El patio era amplio, y los pollos que había preparado el equipo del programa eran escasos, sumado a que otros participantes también estaban en plena cacería de pollos, lo que convertía el lugar en un caos absoluto.
Donia señaló hacia un rincón donde había dos pollos sin capturar y miró a Piero de reojo, "¿Cuál quieres?"
Piero tembló un poco, "Ah... cualquiera está bien."
Lo importante era poder atrapar alguno.
"Está bien." Donia asintió, su tono ligero y despreocupado, como si atrapar un pollo fuera tan fácil como tomarlo con la mano.
[Ah, qué falso, mira a Salvador y Dylan, ni ellos se atreven a hablar así, esto es puro teatro.]
[¿Acaso eres un hater? ¿Qué dijo mi hermana? No soporto a este tipo de gente.]

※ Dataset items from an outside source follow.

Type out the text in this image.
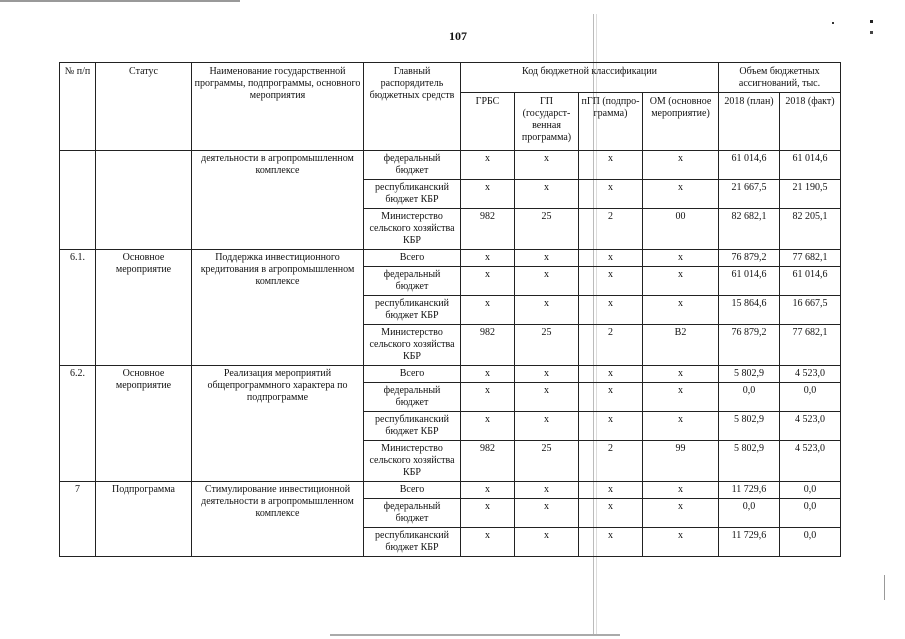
107
№ п/п	Статус	Наименование государственной программы, подпрограммы, основного мероприятия	Главный распорядитель бюджетных средств	Код бюджетной классификации				Объем бюджетных ассигнований, тыс.	
				ГРБС	ГП (государст-венная программа)	пГП (подпро-грамма)	ОМ (основное мероприятие)	2018 (план)	2018 (факт)
		деятельности в агропромышленном комплексе	федеральный бюджет	х	х	х	х	61 014,6	61 014,6
			республиканский бюджет КБР	х	х	х	х	21 667,5	21 190,5
			Министерство сельского хозяйства КБР	982	25	2	00	82 682,1	82 205,1
6.1.	Основное мероприятие	Поддержка инвестиционного кредитования в агропромышленном комплексе	Всего	х	х	х	х	76 879,2	77 682,1
			федеральный бюджет	х	х	х	х	61 014,6	61 014,6
			республиканский бюджет КБР	х	х	х	х	15 864,6	16 667,5
			Министерство сельского хозяйства КБР	982	25	2	В2	76 879,2	77 682,1
6.2.	Основное мероприятие	Реализация мероприятий общепрограммного характера по подпрограмме	Всего	х	х	х	х	5 802,9	4 523,0
			федеральный бюджет	х	х	х	х	0,0	0,0
			республиканский бюджет КБР	х	х	х	х	5 802,9	4 523,0
			Министерство сельского хозяйства КБР	982	25	2	99	5 802,9	4 523,0
7	Подпрограмма	Стимулирование инвестиционной деятельности в агропромышленном комплексе	Всего	х	х	х	х	11 729,6	0,0
			федеральный бюджет	х	х	х	х	0,0	0,0
			республиканский бюджет КБР	х	х	х	х	11 729,6	0,0
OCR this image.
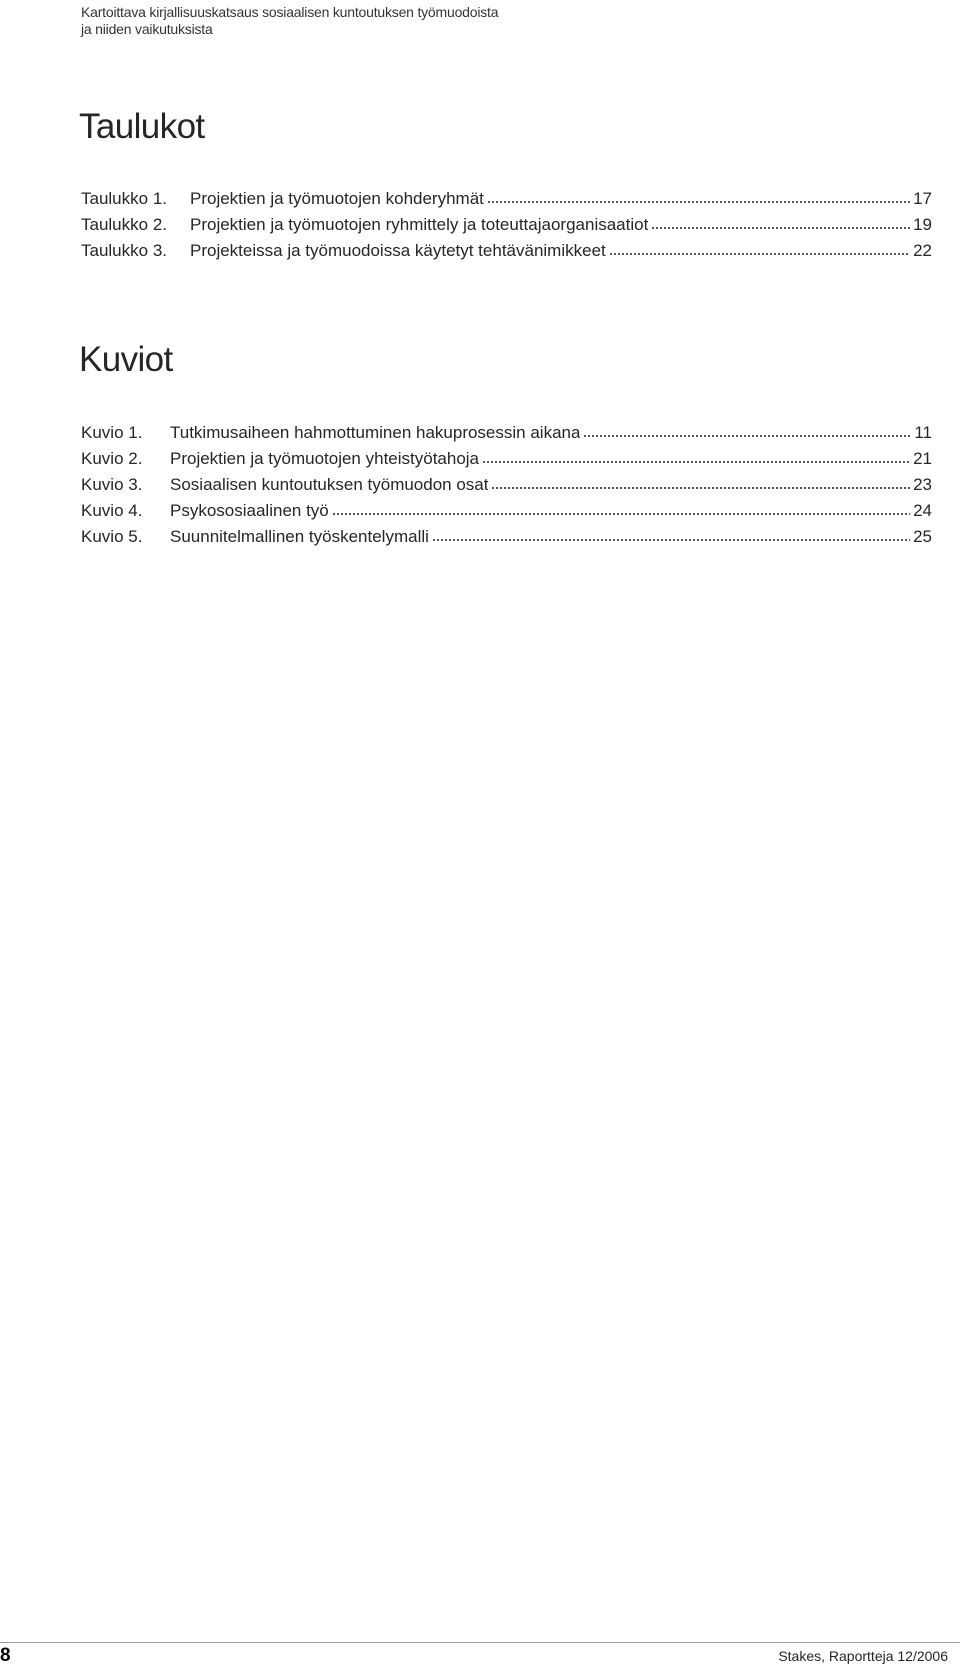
Kartoittava kirjallisuuskatsaus sosiaalisen kuntoutuksen työmuodoista
ja niiden vaikutuksista
Taulukot
Taulukko 1.	Projektien ja työmuotojen kohderyhmät	17
Taulukko 2.	Projektien ja työmuotojen ryhmittely ja toteuttajaorganisaatiot	19
Taulukko 3.	Projekteissa ja työmuodoissa käytetyt tehtävänimikkeet	22
Kuviot
Kuvio 1.	Tutkimusaiheen hahmottuminen hakuprosessin aikana	11
Kuvio 2.	Projektien ja työmuotojen yhteistyötahoja	21
Kuvio 3.	Sosiaalisen kuntoutuksen työmuodon osat	23
Kuvio 4.	Psykososiaalinen työ	24
Kuvio 5.	Suunnitelmallinen työskentelymalli	25
8	Stakes, Raportteja 12/2006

[Ánimo, hermana, aunque no atrapes el pollo, el hermano te ayudará a lavar los platos.]
Por otro lado,
Un cohete cuesta mil dólares, cien lanzamientos... Hugo, por instinto, levantó la mirada hacia el amo de la casa sentado enfrente.
La cara serena del amo no mostraba ninguna emoción.
Quizás estaba pensando demasiado, Hugo desvió la mirada.
La aparición inesperada de los cohetes por parte de un donador anónimo desplazó inmediatamente las rosas rojas.
El directo entero se sorprendió con esta generosa donación, y rápidamente, la popularidad del directo de Piero se disparó.
Donia, ajena a lo que sucedía en el directo, revisó el patio y finalmente fijó su mirada en unas cestas apiladas junto a la pared del patio, caminó hacia ellas, tomó una con una mano y se dirigió hacia el pollo que había elegido como objetivo.
Piero la seguía de cerca, observando cómo su hermana manejaba la cesta, sin acercarse al pollo, solo para ver cómo la cesta describía una curva en el aire y era lanzada con ligereza.
Y entonces... la expresión de Piero se congeló.